Anunciada durante a keynote de abertura da IFA 2026, a Threadripper Halo Station combina um processador de 96 núcleos com até quatro aceleradores AMD Instinct MI350P e módulos de memória que chegam a 2,6 TB no total. O objetivo declarado pela AMD é claro: rodar localmente modelos de IA com mais de um trilhão de parâmetros, sem depender da nuvem

Enquanto boa parte do mercado de hardware de ponta segue de olho nas placas de vídeo gamer e nos preços em alta puxados pela crise global de memória, a AMD escolheu a abertura da IFA 2026 para revelar um tipo diferente de máquina: uma workstation de mesa desenhada especificamente para rodar modelos de inteligência artificial de fronteira dentro de casa ou do escritório, sem depender de data center.

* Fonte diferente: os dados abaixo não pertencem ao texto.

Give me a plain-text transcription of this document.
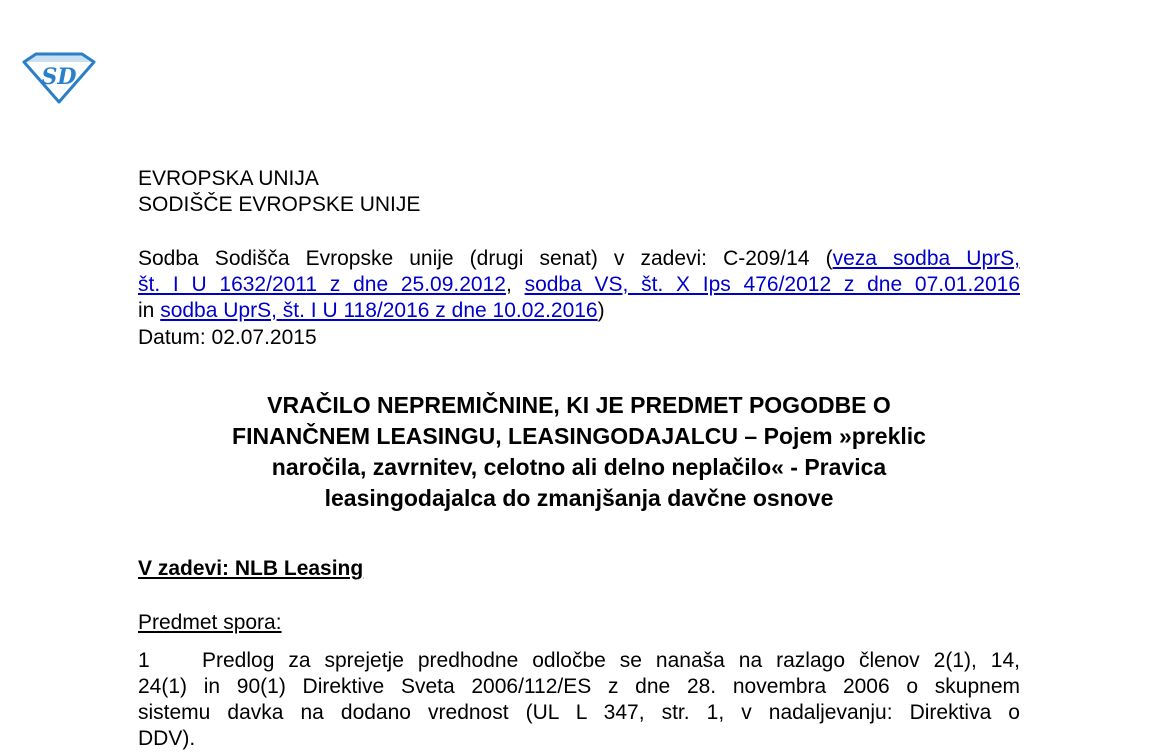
SD
EVROPSKA UNIJA
SODIŠČE EVROPSKE UNIJE
Sodba Sodišča Evropske unije (drugi senat) v zadevi: C-209/14 (veza sodba UprS,
št. I U 1632/2011 z dne 25.09.2012, sodba VS, št. X Ips 476/2012 z dne 07.01.2016
in sodba UprS, št. I U 118/2016 z dne 10.02.2016)
Datum: 02.07.2015
VRAČILO NEPREMIČNINE, KI JE PREDMET POGODBE O
FINANČNEM LEASINGU, LEASINGODAJALCU – Pojem »preklic
naročila, zavrnitev, celotno ali delno neplačilo« - Pravica
leasingodajalca do zmanjšanja davčne osnove
V zadevi: NLB Leasing
Predmet spora:
1 Predlog za sprejetje predhodne odločbe se nanaša na razlago členov 2(1), 14,
24(1) in 90(1) Direktive Sveta 2006/112/ES z dne 28. novembra 2006 o skupnem
sistemu davka na dodano vrednost (UL L 347, str. 1, v nadaljevanju: Direktiva o
DDV).
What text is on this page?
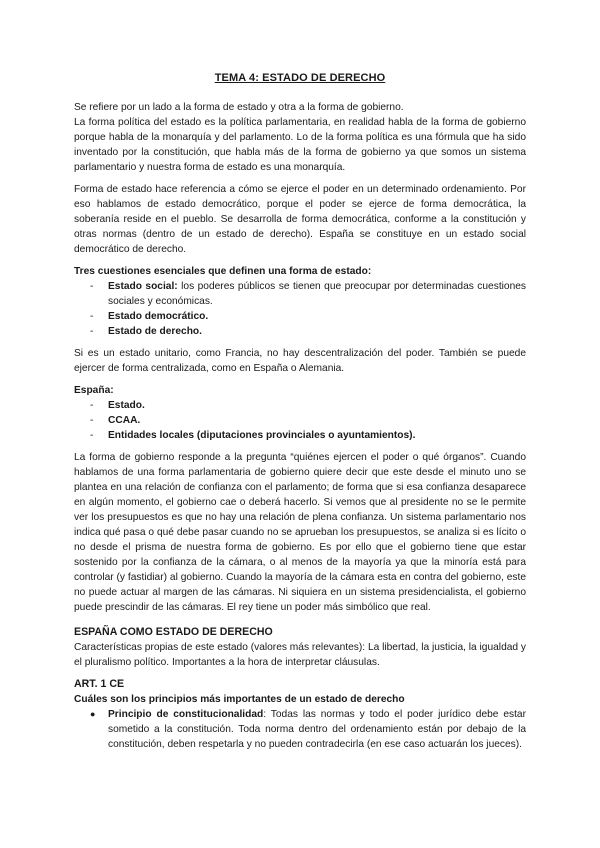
TEMA 4: ESTADO DE DERECHO

Se refiere por un lado a la forma de estado y otra a la forma de gobierno.

La forma política del estado es la política parlamentaria, en realidad habla de la forma de gobierno porque habla de la monarquía y del parlamento. Lo de la forma política es una fórmula que ha sido inventado por la constitución, que habla más de la forma de gobierno ya que somos un sistema parlamentario y nuestra forma de estado es una monarquía.

Forma de estado hace referencia a cómo se ejerce el poder en un determinado ordenamiento. Por eso hablamos de estado democrático, porque el poder se ejerce de forma democrática, la soberanía reside en el pueblo. Se desarrolla de forma democrática, conforme a la constitución y otras normas (dentro de un estado de derecho). España se constituye en un estado social democrático de derecho.

Tres cuestiones esenciales que definen una forma de estado:

- Estado social: los poderes públicos se tienen que preocupar por determinadas cuestiones sociales y económicas.
- Estado democrático.
- Estado de derecho.

Si es un estado unitario, como Francia, no hay descentralización del poder. También se puede ejercer de forma centralizada, como en España o Alemania.

España:

- Estado.
- CCAA.
- Entidades locales (diputaciones provinciales o ayuntamientos).

La forma de gobierno responde a la pregunta “quiénes ejercen el poder o qué órganos”. Cuando hablamos de una forma parlamentaria de gobierno quiere decir que este desde el minuto uno se plantea en una relación de confianza con el parlamento; de forma que si esa confianza desaparece en algún momento, el gobierno cae o deberá hacerlo. Si vemos que al presidente no se le permite ver los presupuestos es que no hay una relación de plena confianza. Un sistema parlamentario nos indica qué pasa o qué debe pasar cuando no se aprueban los presupuestos, se analiza si es lícito o no desde el prisma de nuestra forma de gobierno. Es por ello que el gobierno tiene que estar sostenido por la confianza de la cámara, o al menos de la mayoría ya que la minoría está para controlar (y fastidiar) al gobierno. Cuando la mayoría de la cámara esta en contra del gobierno, este no puede actuar al margen de las cámaras. Ni siquiera en un sistema presidencialista, el gobierno puede prescindir de las cámaras. El rey tiene un poder más simbólico que real.

ESPAÑA COMO ESTADO DE DERECHO

Características propias de este estado (valores más relevantes): La libertad, la justicia, la igualdad y el pluralismo político. Importantes a la hora de interpretar cláusulas.

ART. 1 CE

Cuáles son los principios más importantes de un estado de derecho

● Principio de constitucionalidad: Todas las normas y todo el poder jurídico debe estar sometido a la constitución. Toda norma dentro del ordenamiento están por debajo de la constitución, deben respetarla y no pueden contradecirla (en ese caso actuarán los jueces).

O nome escolhido é Threadripper Halo Station, e a apresentação, feita por Jack Huynh, vice-presidente sênior e gerente geral da divisão de Computação e Gráficos da AMD, não deixou dúvida sobre a ambição do produto: ele chamou a máquina de “a workstation mais poderosa do mundo”, capaz de rodar modelos de IA com mais de um trilhão de parâmetros.
Este artigo detalha as especificações técnicas da Threadripper Halo Station, explica por que a AMD estruturou a máquina dessa forma, compara o produto com o principal rival direto no mercado — a DGX Station da NVIDIA — e contextualiza o que esse lançamento representa dentro da estratégia mais ampla da AMD para computação de IA local.
O que é a Threadripper Halo Station
No centro do sistema está o processador Ryzen Threadripper PRO 9995WX, o topo de linha atual da linha profissional da AMD: um chip com arquitetura Zen 5, código-nome “Shimada Peak”, que entrega 96 núcleos e 192 threads, com frequência boost de 5,4 GHz. Esse processador sozinho já suporta memória DDR5 em oito canais e 128 lanes PCIe 5.0 — uma capacidade de conectividade que praticamente nenhuma workstation de mesa tradicional oferece.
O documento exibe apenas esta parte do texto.